Não tivemos nenhuma resposta conclusiva. Vamos aguardar as explicações.
Participaram da reunião com Dilma, além de Cardozo e Figueiredo, os ministros da
Defesa, Celso Amorin, e o das Comunicações,
Paulo Bernardo.
O
ministro da Justiça lembrou que esteve nos
Estados Unidos na semana passada
e se reuniu com o vice-presidente,
Joe Biden. Na ocasião, Cardozo apresentou
uma proposta de compartilhamento de dados com os americanos para questões envolvendo suspeitas de ilícitos, mas Biden disse que não faria
um acordo dessa natureza com o Brasil nem com qualquer outro país. Na conversa, segundo Cardozo, o
vice-presidente americano negou que seu
governo fizesse interceptações telefônicas ou de mensagens de cidadãos brasileiros.

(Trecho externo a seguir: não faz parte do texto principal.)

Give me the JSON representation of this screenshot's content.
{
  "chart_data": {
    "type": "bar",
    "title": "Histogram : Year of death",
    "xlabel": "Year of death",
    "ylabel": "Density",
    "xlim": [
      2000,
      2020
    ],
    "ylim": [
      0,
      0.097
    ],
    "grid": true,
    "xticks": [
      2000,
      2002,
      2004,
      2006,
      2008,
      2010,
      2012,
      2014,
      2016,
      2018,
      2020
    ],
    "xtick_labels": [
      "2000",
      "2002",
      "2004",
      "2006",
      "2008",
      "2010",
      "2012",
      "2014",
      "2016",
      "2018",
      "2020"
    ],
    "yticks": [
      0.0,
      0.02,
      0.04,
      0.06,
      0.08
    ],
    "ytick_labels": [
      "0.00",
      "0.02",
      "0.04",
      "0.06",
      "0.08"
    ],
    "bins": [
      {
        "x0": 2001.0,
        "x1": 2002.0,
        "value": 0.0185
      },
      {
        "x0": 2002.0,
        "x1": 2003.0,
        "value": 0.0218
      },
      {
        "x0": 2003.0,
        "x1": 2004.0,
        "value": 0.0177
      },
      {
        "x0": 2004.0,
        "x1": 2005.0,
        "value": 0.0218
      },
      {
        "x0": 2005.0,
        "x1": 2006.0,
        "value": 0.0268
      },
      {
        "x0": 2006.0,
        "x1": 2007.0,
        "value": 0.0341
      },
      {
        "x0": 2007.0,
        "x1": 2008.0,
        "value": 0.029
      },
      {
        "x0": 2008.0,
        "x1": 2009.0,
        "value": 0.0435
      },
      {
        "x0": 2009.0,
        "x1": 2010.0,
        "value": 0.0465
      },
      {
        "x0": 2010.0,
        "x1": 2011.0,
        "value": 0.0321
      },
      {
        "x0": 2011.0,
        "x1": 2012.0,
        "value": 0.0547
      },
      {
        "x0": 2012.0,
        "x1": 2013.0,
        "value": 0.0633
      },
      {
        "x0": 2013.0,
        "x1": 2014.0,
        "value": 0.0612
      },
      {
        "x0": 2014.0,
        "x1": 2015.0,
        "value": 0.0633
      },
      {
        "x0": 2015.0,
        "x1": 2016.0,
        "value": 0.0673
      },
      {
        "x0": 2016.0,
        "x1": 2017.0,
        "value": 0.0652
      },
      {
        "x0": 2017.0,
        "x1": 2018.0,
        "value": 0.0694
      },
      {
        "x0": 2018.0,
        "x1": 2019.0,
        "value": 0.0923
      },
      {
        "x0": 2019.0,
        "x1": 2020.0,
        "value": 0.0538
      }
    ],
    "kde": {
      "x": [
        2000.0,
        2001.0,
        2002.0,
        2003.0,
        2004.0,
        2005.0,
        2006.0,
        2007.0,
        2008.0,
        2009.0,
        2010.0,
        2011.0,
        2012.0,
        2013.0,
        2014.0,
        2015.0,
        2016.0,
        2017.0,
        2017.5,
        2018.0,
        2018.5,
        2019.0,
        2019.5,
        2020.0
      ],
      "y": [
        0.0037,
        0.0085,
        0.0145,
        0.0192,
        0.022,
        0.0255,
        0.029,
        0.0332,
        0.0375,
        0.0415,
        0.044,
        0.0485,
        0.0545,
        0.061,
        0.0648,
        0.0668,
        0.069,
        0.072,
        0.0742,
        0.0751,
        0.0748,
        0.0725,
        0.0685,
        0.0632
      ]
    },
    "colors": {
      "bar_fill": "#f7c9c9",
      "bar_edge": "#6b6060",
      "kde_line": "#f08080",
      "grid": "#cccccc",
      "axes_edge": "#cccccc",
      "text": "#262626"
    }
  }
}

Três programas de rastreamento
Em julho, O GLOBO informou que a Agência de Segurança Nacional dos EUA (NSA, sigla
em inglês) espionou cidadãos brasileiros na última década. Segundo documentos coletados pelo ex-técnico da agência Edward Snowden, telefonemas e e-mails foram rastreados por meio de, pelo menos,
três programas. O Brasil aparece com destaque em mapas
da NSA, como
alvo importante no tráfego de telefonia e dados, ao lado de países
como China, Rússia, Irã e Paquistão.
O
secretário de Estado, John Kerry, quando
esteve no país no mês passado, em
visita oficial, negou que os
EUA tenham acessado o conteúdo de dados de comunicações brasileira. De acordo com Kerry, seu país atua em
ações preventivas para evitar ataques
terroristas. Ele disse que seu
governo age como os demais países,
recolhendo informações.
Figueiredo disse que o Brasil discutirá
o tema com outros países. Apesar de, segundo o “Fantástico”, o México também ter sido
alvo da espionagem
americana, o chanceler brasileiro não conversou ainda com seu colega mexicano.
—
Vamos conversar com parceiros tanto de países desenvolvidos quanto dos Brics (que inclui Rússia,
Índia, China e África do Sul) para avaliar
como eles se protegem desse tipo de situação e quais ações conjuntas
podem ser tomadas para lidar com um tema grave como este.